A recent article in The Washington Post demonstrated the importance of those “soft skills” to today’s working world. The Post cited a study conducted by Google to identify the top characteristics of its successful employees. Surprisingly, they were not specific STEM skills like engineering, but soft skills:

  • being a good coach
  • communicating and listening well
  • possessing insights into others (including others different values and points of view)
  • having empathy toward and being supportive of one’s colleagues
  • being a good critical thinker and problem solver
  • being able to make connections across complex ideas

In this video, Dr. Constance Steinkuehler, Professor of Informatics at UC Irvine, explains that gaming is also a very cerebral activity. As with any activity, getting good at games and esports takes a lot of work and hours of discipline. “The idea that games are barren intellectually is foolish,” she says. Esports “takes screen time and turns it into activity time.”

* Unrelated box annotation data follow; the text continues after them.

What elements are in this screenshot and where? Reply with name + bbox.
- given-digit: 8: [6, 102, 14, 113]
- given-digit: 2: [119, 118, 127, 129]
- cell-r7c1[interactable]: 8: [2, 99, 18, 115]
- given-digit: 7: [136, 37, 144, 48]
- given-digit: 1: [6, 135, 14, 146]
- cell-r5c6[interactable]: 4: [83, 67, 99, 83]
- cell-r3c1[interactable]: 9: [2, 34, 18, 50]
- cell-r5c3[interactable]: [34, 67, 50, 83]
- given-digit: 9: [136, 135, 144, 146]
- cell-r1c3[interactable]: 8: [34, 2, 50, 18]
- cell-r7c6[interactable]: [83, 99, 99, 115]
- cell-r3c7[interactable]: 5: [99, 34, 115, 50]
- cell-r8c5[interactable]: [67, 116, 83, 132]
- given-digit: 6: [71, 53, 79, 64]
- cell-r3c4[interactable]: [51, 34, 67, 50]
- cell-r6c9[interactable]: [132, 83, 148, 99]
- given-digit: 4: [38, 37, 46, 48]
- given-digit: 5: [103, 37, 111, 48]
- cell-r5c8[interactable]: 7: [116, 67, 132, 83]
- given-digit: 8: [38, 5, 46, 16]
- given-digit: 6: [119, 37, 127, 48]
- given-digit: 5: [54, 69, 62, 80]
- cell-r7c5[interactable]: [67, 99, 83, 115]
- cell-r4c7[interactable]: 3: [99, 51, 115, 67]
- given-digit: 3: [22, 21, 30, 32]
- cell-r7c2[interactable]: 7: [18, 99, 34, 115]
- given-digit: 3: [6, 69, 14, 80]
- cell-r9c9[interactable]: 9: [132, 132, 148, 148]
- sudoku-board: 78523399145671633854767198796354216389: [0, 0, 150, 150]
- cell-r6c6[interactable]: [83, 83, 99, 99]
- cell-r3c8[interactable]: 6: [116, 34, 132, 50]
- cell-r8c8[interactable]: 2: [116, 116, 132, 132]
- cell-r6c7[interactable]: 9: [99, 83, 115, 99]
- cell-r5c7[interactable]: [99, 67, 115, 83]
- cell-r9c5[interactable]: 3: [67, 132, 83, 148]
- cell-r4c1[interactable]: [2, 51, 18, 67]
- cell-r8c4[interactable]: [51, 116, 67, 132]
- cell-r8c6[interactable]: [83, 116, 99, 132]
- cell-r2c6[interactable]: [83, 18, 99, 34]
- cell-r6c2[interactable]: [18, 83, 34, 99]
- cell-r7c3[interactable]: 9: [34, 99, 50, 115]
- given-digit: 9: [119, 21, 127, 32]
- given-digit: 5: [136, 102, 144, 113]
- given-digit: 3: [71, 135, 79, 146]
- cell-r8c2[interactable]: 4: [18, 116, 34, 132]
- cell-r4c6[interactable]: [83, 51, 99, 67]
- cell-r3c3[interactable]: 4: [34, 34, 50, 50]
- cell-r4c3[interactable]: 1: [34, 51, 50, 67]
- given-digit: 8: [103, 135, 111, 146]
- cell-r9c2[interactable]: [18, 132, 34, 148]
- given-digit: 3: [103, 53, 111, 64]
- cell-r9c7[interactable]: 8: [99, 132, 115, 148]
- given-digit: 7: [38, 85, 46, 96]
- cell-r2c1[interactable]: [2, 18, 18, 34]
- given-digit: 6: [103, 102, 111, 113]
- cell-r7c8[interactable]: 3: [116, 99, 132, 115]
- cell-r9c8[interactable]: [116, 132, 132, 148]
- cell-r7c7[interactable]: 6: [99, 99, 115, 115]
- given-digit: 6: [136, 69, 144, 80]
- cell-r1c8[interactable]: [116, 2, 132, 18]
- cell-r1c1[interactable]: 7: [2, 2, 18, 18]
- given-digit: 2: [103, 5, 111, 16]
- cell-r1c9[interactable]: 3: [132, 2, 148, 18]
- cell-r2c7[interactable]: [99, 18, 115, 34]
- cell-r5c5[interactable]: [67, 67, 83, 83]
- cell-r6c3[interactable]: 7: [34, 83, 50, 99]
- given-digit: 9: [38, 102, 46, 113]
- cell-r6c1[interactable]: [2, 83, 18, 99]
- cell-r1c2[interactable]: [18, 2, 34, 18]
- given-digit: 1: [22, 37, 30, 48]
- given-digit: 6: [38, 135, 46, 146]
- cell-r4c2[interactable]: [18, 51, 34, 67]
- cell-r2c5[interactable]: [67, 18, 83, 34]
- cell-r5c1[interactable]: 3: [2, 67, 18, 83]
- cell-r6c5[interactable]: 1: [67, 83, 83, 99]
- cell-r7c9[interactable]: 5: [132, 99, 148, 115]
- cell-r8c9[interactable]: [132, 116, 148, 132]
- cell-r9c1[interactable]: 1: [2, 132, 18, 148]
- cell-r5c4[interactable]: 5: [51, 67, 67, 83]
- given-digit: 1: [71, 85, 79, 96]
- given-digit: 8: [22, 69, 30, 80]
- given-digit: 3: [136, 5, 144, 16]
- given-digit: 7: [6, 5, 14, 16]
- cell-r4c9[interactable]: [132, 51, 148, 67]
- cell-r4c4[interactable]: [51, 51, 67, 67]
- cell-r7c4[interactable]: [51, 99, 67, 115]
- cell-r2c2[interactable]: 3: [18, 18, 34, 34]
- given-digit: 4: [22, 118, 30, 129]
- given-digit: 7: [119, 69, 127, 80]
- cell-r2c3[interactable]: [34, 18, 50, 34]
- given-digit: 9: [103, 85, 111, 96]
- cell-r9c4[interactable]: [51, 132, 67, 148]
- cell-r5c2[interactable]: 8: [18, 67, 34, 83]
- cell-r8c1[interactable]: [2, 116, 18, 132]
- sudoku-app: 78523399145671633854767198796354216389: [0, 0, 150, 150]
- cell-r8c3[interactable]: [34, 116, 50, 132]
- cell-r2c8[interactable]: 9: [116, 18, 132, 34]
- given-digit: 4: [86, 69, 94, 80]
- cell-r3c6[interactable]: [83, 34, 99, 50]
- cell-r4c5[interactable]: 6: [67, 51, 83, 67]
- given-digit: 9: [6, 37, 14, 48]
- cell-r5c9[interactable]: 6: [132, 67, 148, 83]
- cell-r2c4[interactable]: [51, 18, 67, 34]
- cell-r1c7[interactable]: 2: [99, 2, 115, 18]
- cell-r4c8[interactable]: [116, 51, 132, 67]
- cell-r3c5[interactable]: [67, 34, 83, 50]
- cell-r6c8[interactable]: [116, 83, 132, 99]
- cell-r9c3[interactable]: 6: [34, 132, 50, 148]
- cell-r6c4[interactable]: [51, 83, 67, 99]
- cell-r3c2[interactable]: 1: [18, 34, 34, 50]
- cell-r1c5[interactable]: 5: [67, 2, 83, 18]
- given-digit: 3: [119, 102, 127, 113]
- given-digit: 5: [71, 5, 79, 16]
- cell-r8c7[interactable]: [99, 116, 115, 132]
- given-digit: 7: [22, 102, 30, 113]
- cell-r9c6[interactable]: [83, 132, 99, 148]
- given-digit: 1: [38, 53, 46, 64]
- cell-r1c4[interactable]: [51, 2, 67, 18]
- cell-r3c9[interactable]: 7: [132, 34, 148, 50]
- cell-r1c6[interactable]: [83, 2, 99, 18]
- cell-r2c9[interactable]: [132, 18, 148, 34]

Tiffany Bui, a biology teacher at Mission Viejo High School, is the General Manager for the school’s esports team. “There’s a lot of team building and problem solving that happens while playing in the League,” she says. “It doesn’t feel like learning to the kids because they’re having so much fun, but they are! Through the coaching and development, each student is improving as a person and a player. In just a few short weeks, I’ve watched their communication skills improve, seen them cross language barriers and gender stereotypes to welcome new players to the team, and observed them trying new maneuvers and adjusting their gameplay to adapt to each other’s styles and strengths. It’s all very exciting!”

The League is built on an esports platform of gameplay and high school rivalries. As they participate, students are gaining skills in science, technology, engineering, and mathematics (STEM), English language arts, and developing crucial soft skills needed in the workplace. Educators see that as a win-win (no matter which team wins the games!).